IMPACT OF BIG DATA AND PREDICTIVE ANALYTICS ON FINANCIAL FORECASTING ACCURACY AND DECISION-MAKING IN GLOBAL CAPITAL MARKETS
DOI:
https://doi.org/10.63125/hg37h121Keywords:
Big Data, Predictive Analytics, Forecasting Accuracy, Decision-Making, Capital MarketsAbstract
This quantitative study examined how big data intensity and predictive-analytics capability influenced financial forecasting accuracy and decision-making quality in global capital markets. The study was grounded in an extensive review of 112 peer-reviewed empirical and methodological papers spanning econometric forecasting, alternative data applications, machine learning in asset pricing, and decision-value testing across international markets. Using a cross-sectional time-series panel of market–asset–time observations, the analysis integrated developed and emerging markets and covered equities, fixed income, foreign exchange, and derivatives. Big data intensity was operationalized as a composite index reflecting data volume, variety, frequency, latency, dimensionality, and coverage breadth, while predictive-analytics capability was measured as a ranked model-class indicator ranging from classical econometrics to hybrid econometric–machine-learning systems. Forecasting accuracy served as the primary outcome and was evaluated through rolling out-of-sample errors; decision-making quality was assessed through standardized portfolio, trading, and risk-performance indicators.

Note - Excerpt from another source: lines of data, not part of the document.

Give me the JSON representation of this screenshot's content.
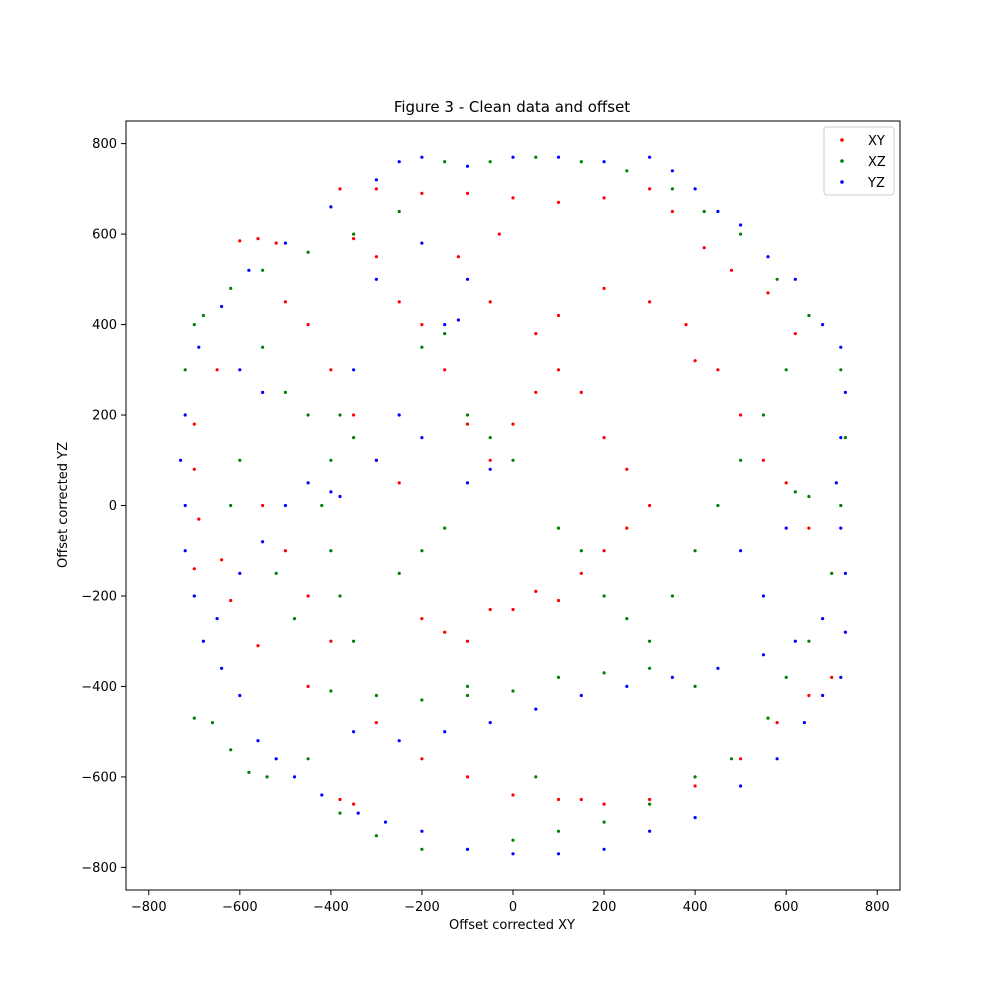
{
  "chart_data": {
    "type": "scatter",
    "title": "Figure 3 - Clean data and offset",
    "xlabel": "Offset corrected XY",
    "ylabel": "Offset corrected YZ",
    "xlim": [
      -850,
      850
    ],
    "ylim": [
      -850,
      850
    ],
    "xticks": [
      -800,
      -600,
      -400,
      -200,
      0,
      200,
      400,
      600,
      800
    ],
    "yticks": [
      -800,
      -600,
      -400,
      -200,
      0,
      200,
      400,
      600,
      800
    ],
    "grid": false,
    "legend_position": "top-right",
    "point_summary": "about 11000 points per series, forming a ring of radius ~720–770 around the origin",
    "series": [
      {
        "name": "XY",
        "color": "#ff0000",
        "points": [
          [
            -600,
            585
          ],
          [
            -560,
            590
          ],
          [
            -520,
            580
          ],
          [
            -380,
            700
          ],
          [
            -300,
            700
          ],
          [
            -200,
            690
          ],
          [
            -100,
            690
          ],
          [
            0,
            680
          ],
          [
            100,
            670
          ],
          [
            200,
            680
          ],
          [
            300,
            700
          ],
          [
            350,
            650
          ],
          [
            420,
            570
          ],
          [
            480,
            520
          ],
          [
            560,
            470
          ],
          [
            620,
            380
          ],
          [
            -650,
            300
          ],
          [
            -700,
            180
          ],
          [
            -700,
            80
          ],
          [
            -690,
            -30
          ],
          [
            -700,
            -140
          ],
          [
            -640,
            -120
          ],
          [
            -620,
            -210
          ],
          [
            -560,
            -310
          ],
          [
            -450,
            -400
          ],
          [
            -300,
            -480
          ],
          [
            -200,
            -560
          ],
          [
            -100,
            -600
          ],
          [
            0,
            -640
          ],
          [
            100,
            -650
          ],
          [
            200,
            -660
          ],
          [
            300,
            -650
          ],
          [
            400,
            -620
          ],
          [
            500,
            -560
          ],
          [
            580,
            -480
          ],
          [
            650,
            -420
          ],
          [
            700,
            -380
          ],
          [
            -380,
            -650
          ],
          [
            -350,
            -660
          ],
          [
            150,
            -650
          ],
          [
            -150,
            300
          ],
          [
            -100,
            180
          ],
          [
            -50,
            100
          ],
          [
            0,
            180
          ],
          [
            50,
            250
          ],
          [
            100,
            300
          ],
          [
            150,
            250
          ],
          [
            200,
            150
          ],
          [
            250,
            80
          ],
          [
            300,
            0
          ],
          [
            -200,
            -250
          ],
          [
            -150,
            -280
          ],
          [
            -100,
            -300
          ],
          [
            -50,
            -230
          ],
          [
            0,
            -230
          ],
          [
            50,
            -190
          ],
          [
            100,
            -210
          ],
          [
            150,
            -150
          ],
          [
            200,
            -100
          ],
          [
            250,
            -50
          ],
          [
            -250,
            50
          ],
          [
            -300,
            100
          ],
          [
            -350,
            200
          ],
          [
            -400,
            300
          ],
          [
            -450,
            400
          ],
          [
            -500,
            450
          ],
          [
            -350,
            590
          ],
          [
            -300,
            550
          ],
          [
            -250,
            450
          ],
          [
            -200,
            400
          ],
          [
            400,
            320
          ],
          [
            450,
            300
          ],
          [
            500,
            200
          ],
          [
            550,
            100
          ],
          [
            600,
            50
          ],
          [
            650,
            -50
          ],
          [
            -550,
            0
          ],
          [
            -500,
            -100
          ],
          [
            -450,
            -200
          ],
          [
            -400,
            -300
          ],
          [
            380,
            400
          ],
          [
            300,
            450
          ],
          [
            200,
            480
          ],
          [
            100,
            420
          ],
          [
            50,
            380
          ],
          [
            -50,
            450
          ],
          [
            -120,
            550
          ],
          [
            -30,
            600
          ]
        ]
      },
      {
        "name": "XZ",
        "color": "#008000",
        "points": [
          [
            -700,
            400
          ],
          [
            -680,
            420
          ],
          [
            -720,
            300
          ],
          [
            -700,
            -470
          ],
          [
            -660,
            -480
          ],
          [
            -620,
            -540
          ],
          [
            -580,
            -590
          ],
          [
            -540,
            -600
          ],
          [
            -450,
            -560
          ],
          [
            -380,
            -680
          ],
          [
            -300,
            -730
          ],
          [
            -200,
            -760
          ],
          [
            -100,
            -760
          ],
          [
            0,
            -740
          ],
          [
            100,
            -720
          ],
          [
            200,
            -700
          ],
          [
            300,
            -660
          ],
          [
            400,
            -600
          ],
          [
            480,
            -560
          ],
          [
            560,
            -470
          ],
          [
            600,
            -380
          ],
          [
            650,
            -300
          ],
          [
            700,
            -150
          ],
          [
            720,
            0
          ],
          [
            730,
            150
          ],
          [
            720,
            300
          ],
          [
            650,
            420
          ],
          [
            580,
            500
          ],
          [
            500,
            600
          ],
          [
            420,
            650
          ],
          [
            350,
            700
          ],
          [
            250,
            740
          ],
          [
            150,
            760
          ],
          [
            50,
            770
          ],
          [
            -50,
            760
          ],
          [
            -150,
            760
          ],
          [
            -250,
            650
          ],
          [
            -350,
            600
          ],
          [
            -450,
            560
          ],
          [
            -550,
            520
          ],
          [
            -620,
            480
          ],
          [
            -400,
            -410
          ],
          [
            -300,
            -420
          ],
          [
            -200,
            -430
          ],
          [
            -100,
            -420
          ],
          [
            0,
            -410
          ],
          [
            100,
            -380
          ],
          [
            200,
            -370
          ],
          [
            300,
            -360
          ],
          [
            400,
            -400
          ],
          [
            -350,
            150
          ],
          [
            -380,
            200
          ],
          [
            -400,
            100
          ],
          [
            -420,
            0
          ],
          [
            -400,
            -100
          ],
          [
            -380,
            -200
          ],
          [
            -350,
            -300
          ],
          [
            -200,
            350
          ],
          [
            -150,
            380
          ],
          [
            -100,
            200
          ],
          [
            -50,
            150
          ],
          [
            0,
            100
          ],
          [
            100,
            -50
          ],
          [
            150,
            -100
          ],
          [
            200,
            -200
          ],
          [
            250,
            -250
          ],
          [
            300,
            -300
          ],
          [
            350,
            -200
          ],
          [
            400,
            -100
          ],
          [
            450,
            0
          ],
          [
            500,
            100
          ],
          [
            550,
            200
          ],
          [
            600,
            300
          ],
          [
            620,
            30
          ],
          [
            650,
            20
          ],
          [
            -250,
            -150
          ],
          [
            -200,
            -100
          ],
          [
            -150,
            -50
          ],
          [
            -100,
            -400
          ],
          [
            50,
            -600
          ],
          [
            -550,
            350
          ],
          [
            -500,
            250
          ],
          [
            -450,
            200
          ],
          [
            -520,
            -150
          ],
          [
            -480,
            -250
          ],
          [
            -600,
            100
          ],
          [
            -620,
            0
          ]
        ]
      },
      {
        "name": "YZ",
        "color": "#0000ff",
        "points": [
          [
            -720,
            200
          ],
          [
            -730,
            100
          ],
          [
            -720,
            0
          ],
          [
            -720,
            -100
          ],
          [
            -700,
            -200
          ],
          [
            -680,
            -300
          ],
          [
            -640,
            -360
          ],
          [
            -600,
            -420
          ],
          [
            -560,
            -520
          ],
          [
            -520,
            -560
          ],
          [
            -480,
            -600
          ],
          [
            -420,
            -640
          ],
          [
            -340,
            -680
          ],
          [
            -280,
            -700
          ],
          [
            -200,
            -720
          ],
          [
            -100,
            -760
          ],
          [
            0,
            -770
          ],
          [
            100,
            -770
          ],
          [
            200,
            -760
          ],
          [
            300,
            -720
          ],
          [
            400,
            -690
          ],
          [
            500,
            -620
          ],
          [
            580,
            -560
          ],
          [
            640,
            -480
          ],
          [
            680,
            -420
          ],
          [
            720,
            -380
          ],
          [
            730,
            -280
          ],
          [
            730,
            -150
          ],
          [
            720,
            -50
          ],
          [
            710,
            50
          ],
          [
            720,
            150
          ],
          [
            730,
            250
          ],
          [
            720,
            350
          ],
          [
            680,
            400
          ],
          [
            620,
            500
          ],
          [
            560,
            550
          ],
          [
            500,
            620
          ],
          [
            450,
            650
          ],
          [
            400,
            700
          ],
          [
            350,
            740
          ],
          [
            300,
            770
          ],
          [
            200,
            760
          ],
          [
            100,
            770
          ],
          [
            0,
            770
          ],
          [
            -100,
            750
          ],
          [
            -200,
            770
          ],
          [
            -250,
            760
          ],
          [
            -300,
            720
          ],
          [
            -400,
            660
          ],
          [
            -500,
            580
          ],
          [
            -580,
            520
          ],
          [
            -640,
            440
          ],
          [
            -690,
            350
          ],
          [
            -150,
            400
          ],
          [
            -120,
            410
          ],
          [
            -100,
            500
          ],
          [
            -200,
            580
          ],
          [
            -300,
            500
          ],
          [
            -400,
            30
          ],
          [
            -380,
            20
          ],
          [
            -450,
            50
          ],
          [
            -500,
            0
          ],
          [
            -550,
            -80
          ],
          [
            -600,
            -150
          ],
          [
            -650,
            -250
          ],
          [
            -350,
            -500
          ],
          [
            -250,
            -520
          ],
          [
            -150,
            -500
          ],
          [
            -50,
            -480
          ],
          [
            50,
            -450
          ],
          [
            150,
            -420
          ],
          [
            250,
            -400
          ],
          [
            350,
            -380
          ],
          [
            450,
            -360
          ],
          [
            550,
            -330
          ],
          [
            620,
            -300
          ],
          [
            680,
            -250
          ],
          [
            -300,
            100
          ],
          [
            -250,
            200
          ],
          [
            -200,
            150
          ],
          [
            -100,
            50
          ],
          [
            -50,
            80
          ],
          [
            -550,
            250
          ],
          [
            -600,
            300
          ],
          [
            -350,
            300
          ],
          [
            500,
            -100
          ],
          [
            550,
            -200
          ],
          [
            600,
            -50
          ]
        ]
      }
    ]
  }
}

Descriptive results showed substantial dispersion across markets, with mean big data intensity at 0.56 (SD = 0.19) and predictive-analytics capability at 3.12 (SD = 1.09) on a five-point scale. Developed markets exhibited higher data intensity (0.63) and sophistication (3.54) than emerging markets (0.48 and 2.66, respectively). Correlation analysis indicated that big data intensity and predictive-analytics capability were each inversely associated with forecasting error (r = −0.46 and r = −0.52), and forecasting error was inversely related to decision-making quality (r = −0.48). Fixed-effects panel regressions confirmed significant direct effects: big data intensity reduced forecasting error (β = −0.021, p < .001) and predictive-analytics capability reduced forecasting error (β = −0.018, p < .001). The interaction term was also negative (β = −0.007, p < .01), indicating complementarity such that analytics benefits strengthened under higher data intensity. In the decision model, forecasting error significantly predicted decision quality (β = −28.6, p < .001), demonstrating that statistical accuracy gains translated into improved economic outcomes. Overall, the study provided integrated evidence that richer data environments and advanced predictive analytics jointly enhanced forecasting precision and decision performance across global capital markets.